Я обернулся и увидел темный пенящийся поток. Он ширился, рос, размывал пески и захлестывал рельсы. Он подступал ко мне вплотную. Я зачерпнул ладонями темную эту влагу и вздрогнул: она была горяча и пахла терпко, тошно и сладковато…
- Это кровь, это кровь! - закричал я и проснулся. Протер глаза, осмотрелся и подивился тому, как долго я спал. День давно догорел уже, кончился. Плотные сумерки окутывали старую крепость, и на западе в проломе стены плыла, покачиваясь, медная луна.
"Что ж, - решил я, - темнота мне на руку. Теперь можно идти. Надо отыскать воду!"
И только я подумал так, где-то рядом, совсем близко от меня, послышался легкий ласковый плеск.
Я встрепенулся. Постоял, прислушиваясь, и пошел на этот звук.
"Где- то тут, наверное, есть ручей, - соображал я, облизывая запекшиеся губы. - Утром я не заметил… Но это понятно - после такого пути. Зато теперь напьюсь! Теперь-то уж напьюсь!"
Я обогнул кучу щебня, торопливо перешагнул через каменную плиту и остановился, растерянный и онемевший.
Передо мною у самого пролома сидел Гундосый. Облитый заревом луны, он был виден отчетливо. Он держал в руке бутылку и пил из горлышка; звучно высасывал воду, захлебывался и чмокал.
Увидев меня, он нисколько не удивился, мигнул глазом и сказал, протягивая мне бутылку:
- Держи, старик. Хочешь?
- Нет, - смятенно забормотал я, - нет, не хочу… Откуда ты? Почему? Ты же ведь умер!
- Брось трепаться, - сказал Гундосый. - Держи, пей! Для друга мне ничего не жалко, даже воды.
- Но это ведь не вода, - возразил я, отступая, - это сон! Ты снишься мне, проклятый…
- Ну, какой же это сон? - хихикнул он гнусаво, привстал и шагнул ко мне, похрустывая щебнем. - Вода настоящая - гляди!
Он поднял бутылку, перевернул ее вверх дном, и оттуда наземь, в пыль, хлынула голубоватая струйка. Хлынула и расплескалась с коротким звоном. Несколько капель попало мне на руки и на шею, я ощутил текучий щекотный холодок. Поежился… и проснулся.
Я проснулся, задыхаясь, в липком поту и какое-то время лежал, пытаясь разобраться в своих ощущениях.

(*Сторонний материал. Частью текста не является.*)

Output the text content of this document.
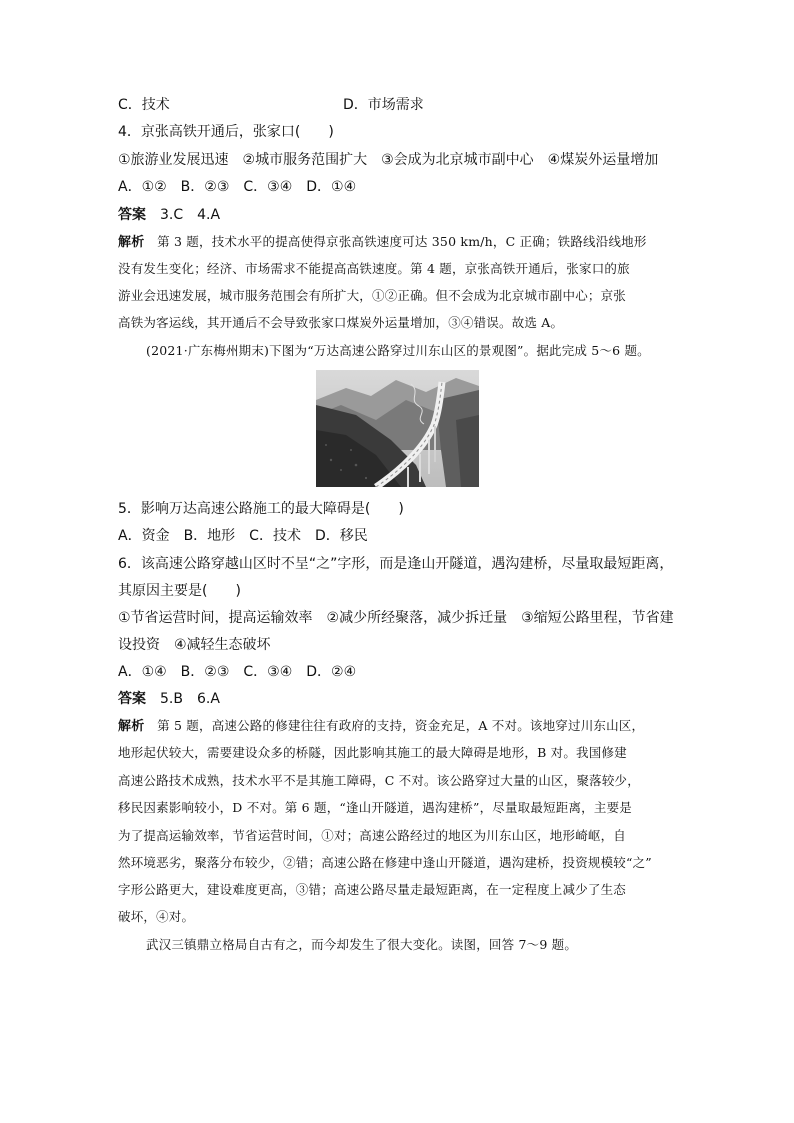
C．技术	D．市场需求
4．京张高铁开通后，张家口(　　)
①旅游业发展迅速　②城市服务范围扩大　③会成为北京城市副中心　④煤炭外运量增加
A．①②　B．②③　C．③④　D．①④
答案　 3.C　4.A
解析　 第 3 题，技术水平的提高使得京张高铁速度可达 350 km/h，C 正确；铁路线沿线地形
没有发生变化；经济、市场需求不能提高高铁速度。第 4 题，京张高铁开通后，张家口的旅
游业会迅速发展，城市服务范围会有所扩大，①②正确。但不会成为北京城市副中心；京张
高铁为客运线，其开通后不会导致张家口煤炭外运量增加，③④错误。故选 A。
(2021·广东梅州期末)下图为“万达高速公路穿过川东山区的景观图”。据此完成 5～6 题。
5．影响万达高速公路施工的最大障碍是(　　)
A．资金　B．地形　C．技术　D．移民
6．该高速公路穿越山区时不呈“之”字形，而是逢山开隧道，遇沟建桥，尽量取最短距离，
其原因主要是(　　)
①节省运营时间，提高运输效率　②减少所经聚落，减少拆迁量　③缩短公路里程，节省建
设投资　④减轻生态破坏
A．①④　B．②③　C．③④　D．②④
答案　 5.B　6.A
解析　 第 5 题，高速公路的修建往往有政府的支持，资金充足，A 不对。该地穿过川东山区，
地形起伏较大，需要建设众多的桥隧，因此影响其施工的最大障碍是地形，B 对。我国修建
高速公路技术成熟，技术水平不是其施工障碍，C 不对。该公路穿过大量的山区，聚落较少，
移民因素影响较小，D 不对。第 6 题，“逢山开隧道，遇沟建桥”，尽量取最短距离，主要是
为了提高运输效率，节省运营时间，①对；高速公路经过的地区为川东山区，地形崎岖，自
然环境恶劣，聚落分布较少，②错；高速公路在修建中逢山开隧道，遇沟建桥，投资规模较“之”
字形公路更大，建设难度更高，③错；高速公路尽量走最短距离，在一定程度上减少了生态
破坏，④对。
武汉三镇鼎立格局自古有之，而今却发生了很大变化。读图，回答 7～9 题。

Сон вроде бы кончился. Но холодок на руке и на шее остался, я чувствовал его явственно. И это рождало во мне странное, смутное беспокойство.
"Интересно, - подумал я, - сколько сейчас времени? Утро еще или уже вечер? А может, я по-прежнему сплю?"
Я шевельнулся, позевывая. Попробовал приподняться… И мгновенно по шее моей - возле самого уха - потекла холодная щекотная струя.
Раздался еле слышный прерывистый свист. Что-то зашуршало там - у шеи. Я скосил глаза и увидел змею! Перевел взгляд дальше - и увидел еще одну, и еще, и еще. Их было здесь множество! Они кишели по всей этой крепости, ютились в каждой трещине, в любой щели.
"Я сплю, - подумал я с ужасом, - я сплю…"
* * *
Но это был не сон!
Я попал, сам того не зная, в змеиное скопище, в сумрачное их царство! Долгие годы (может быть, десятки лет, а может - века) они плодились здесь, жили вольготно и тихо. И вот теперь я их потревожил. Змеи пересвистывались, тихонько шуршали и, видимо, беспокоились. И из каждой расселины смотрели на меня ледяные, крошечные, колючие их глаза.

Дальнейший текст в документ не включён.